Pesquisa e lavra de ouro em uma faixa de 150 km de cada lado da fronteira do Brasil com a Guiana Francesa terão o controle reforçado pelos dois países, com a previsão de confisco e destruição de bens utilizados na extração clandestina de ouro. O acordo para combate ao garimpo ilegal, assinado em 2008, já foi ratificado pelo Parlamento francês. O plenário da Câmara dos Deputados aprovou na quinta-feira, em votação simbólica, o texto que ratifica acordo para reforçar o combate ao garimpo ilegal de ouro em parques nacionais e em áreas de fronteira da Guiana Francesa com o Estado do Amapá. As informações são da Agência Câmara.
O acordo ainda depende da ratificação do Congresso brasileiro para entrar em vigor. A matéria segue agora para análise do Senado.

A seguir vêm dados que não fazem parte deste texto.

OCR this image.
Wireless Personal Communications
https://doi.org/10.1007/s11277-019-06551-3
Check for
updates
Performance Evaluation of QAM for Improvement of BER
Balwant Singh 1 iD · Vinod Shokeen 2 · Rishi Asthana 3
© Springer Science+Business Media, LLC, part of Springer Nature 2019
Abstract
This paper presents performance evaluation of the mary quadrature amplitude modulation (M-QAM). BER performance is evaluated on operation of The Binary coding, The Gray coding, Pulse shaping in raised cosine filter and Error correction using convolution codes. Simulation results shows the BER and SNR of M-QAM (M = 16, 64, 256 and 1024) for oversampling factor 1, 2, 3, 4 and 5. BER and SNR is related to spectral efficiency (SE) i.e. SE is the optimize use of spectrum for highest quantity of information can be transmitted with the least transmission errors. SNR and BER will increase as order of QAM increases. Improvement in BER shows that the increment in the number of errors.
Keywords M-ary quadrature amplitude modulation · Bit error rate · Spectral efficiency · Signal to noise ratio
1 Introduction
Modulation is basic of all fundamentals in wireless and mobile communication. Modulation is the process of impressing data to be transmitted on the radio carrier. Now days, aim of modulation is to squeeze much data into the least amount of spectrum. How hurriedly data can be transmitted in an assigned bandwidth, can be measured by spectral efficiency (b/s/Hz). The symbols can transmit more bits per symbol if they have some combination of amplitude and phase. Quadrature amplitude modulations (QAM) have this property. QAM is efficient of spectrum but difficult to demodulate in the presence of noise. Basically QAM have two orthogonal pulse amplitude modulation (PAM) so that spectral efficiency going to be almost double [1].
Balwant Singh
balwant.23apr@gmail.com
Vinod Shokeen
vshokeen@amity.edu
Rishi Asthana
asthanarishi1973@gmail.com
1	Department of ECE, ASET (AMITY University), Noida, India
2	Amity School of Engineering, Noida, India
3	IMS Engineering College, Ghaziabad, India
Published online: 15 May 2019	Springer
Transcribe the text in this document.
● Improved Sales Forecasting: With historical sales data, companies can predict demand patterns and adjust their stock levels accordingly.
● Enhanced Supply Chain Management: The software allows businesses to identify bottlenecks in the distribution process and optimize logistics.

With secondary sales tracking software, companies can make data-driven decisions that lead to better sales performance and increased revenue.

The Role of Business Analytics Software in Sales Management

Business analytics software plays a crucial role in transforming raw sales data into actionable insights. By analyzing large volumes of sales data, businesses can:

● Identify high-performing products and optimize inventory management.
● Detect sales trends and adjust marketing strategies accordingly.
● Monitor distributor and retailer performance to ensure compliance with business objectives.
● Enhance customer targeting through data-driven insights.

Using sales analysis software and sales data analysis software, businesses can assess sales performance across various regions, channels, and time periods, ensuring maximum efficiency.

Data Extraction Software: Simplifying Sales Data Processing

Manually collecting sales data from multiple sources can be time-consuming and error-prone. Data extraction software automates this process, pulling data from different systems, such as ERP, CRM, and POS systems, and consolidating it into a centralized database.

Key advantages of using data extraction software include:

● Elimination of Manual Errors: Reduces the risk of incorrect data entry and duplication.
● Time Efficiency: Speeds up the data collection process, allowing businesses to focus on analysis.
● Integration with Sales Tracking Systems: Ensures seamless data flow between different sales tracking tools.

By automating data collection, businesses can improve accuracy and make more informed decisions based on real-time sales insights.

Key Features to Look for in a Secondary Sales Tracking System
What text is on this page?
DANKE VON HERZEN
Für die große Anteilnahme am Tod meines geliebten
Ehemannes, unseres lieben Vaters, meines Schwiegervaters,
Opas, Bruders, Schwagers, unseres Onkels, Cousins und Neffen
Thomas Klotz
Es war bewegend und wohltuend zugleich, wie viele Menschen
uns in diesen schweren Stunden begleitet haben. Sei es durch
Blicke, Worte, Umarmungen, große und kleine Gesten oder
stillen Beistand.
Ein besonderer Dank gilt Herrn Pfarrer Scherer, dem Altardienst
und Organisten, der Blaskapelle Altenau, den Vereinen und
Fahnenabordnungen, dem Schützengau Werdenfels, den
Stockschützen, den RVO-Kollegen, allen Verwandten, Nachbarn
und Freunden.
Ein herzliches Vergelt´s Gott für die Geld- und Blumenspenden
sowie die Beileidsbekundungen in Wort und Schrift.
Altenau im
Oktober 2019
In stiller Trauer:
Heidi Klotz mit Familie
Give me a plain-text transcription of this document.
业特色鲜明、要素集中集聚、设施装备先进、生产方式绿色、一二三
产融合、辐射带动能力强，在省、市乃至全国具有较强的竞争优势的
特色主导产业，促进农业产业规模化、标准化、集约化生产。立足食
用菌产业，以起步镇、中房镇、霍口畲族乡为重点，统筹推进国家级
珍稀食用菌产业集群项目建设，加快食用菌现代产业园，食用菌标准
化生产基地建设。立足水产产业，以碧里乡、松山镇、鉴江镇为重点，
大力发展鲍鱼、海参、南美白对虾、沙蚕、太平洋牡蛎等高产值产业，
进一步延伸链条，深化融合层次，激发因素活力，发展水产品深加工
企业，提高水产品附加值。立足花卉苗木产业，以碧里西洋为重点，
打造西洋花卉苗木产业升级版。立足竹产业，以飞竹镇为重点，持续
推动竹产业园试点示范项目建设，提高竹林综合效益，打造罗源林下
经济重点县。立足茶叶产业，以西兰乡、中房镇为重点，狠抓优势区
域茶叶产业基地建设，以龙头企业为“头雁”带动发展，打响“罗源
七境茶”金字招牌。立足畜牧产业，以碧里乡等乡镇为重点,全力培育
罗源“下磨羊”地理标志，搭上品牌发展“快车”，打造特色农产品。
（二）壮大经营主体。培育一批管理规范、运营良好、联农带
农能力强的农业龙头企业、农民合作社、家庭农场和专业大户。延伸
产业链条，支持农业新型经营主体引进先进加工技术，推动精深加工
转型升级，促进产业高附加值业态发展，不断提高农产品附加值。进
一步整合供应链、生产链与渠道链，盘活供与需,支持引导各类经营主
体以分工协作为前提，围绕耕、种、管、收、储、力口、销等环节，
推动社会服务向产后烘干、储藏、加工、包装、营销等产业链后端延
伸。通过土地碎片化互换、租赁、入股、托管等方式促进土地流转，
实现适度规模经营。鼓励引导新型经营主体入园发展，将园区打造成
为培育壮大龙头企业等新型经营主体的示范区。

Relatora na Comissão de Relações Exteriores e de Defesa Nacional, a deputada Janete Capiberibe (PSB-AP) lembrou que os garimpos ilegais provocam não só problemas ambientais, mas também mazelas à comunidade local, como o tráfico de drogas e armas e a exploração de crianças.
"A atividade ilegal pode causar a destruição de rios, o comprometimento de mananciais de água para abastecimento e a poluição com mercúrio", disse.
"O sonho do enriquecimento fácil, em regra, também transforma-se em pesadelo para as pessoas que são atraídas para a atividade, condenadas a condições sociais degradantes", completou a parlamentar.
O deputado Nelson Pellegrino (PT-BA) lembrou que o acordo foi firmado há quatro anos e que garante bilateralmente a fiscalização contra a lavra ilegal de ouro.
"A aprovação abre caminho para outros acordos, sobretudo neste momento em que recebemos a visita do presidente da França, François Hollande", lembrou Pellegrino. Hollande esteve esta semana no Brasil para uma visita oficial de dois dias.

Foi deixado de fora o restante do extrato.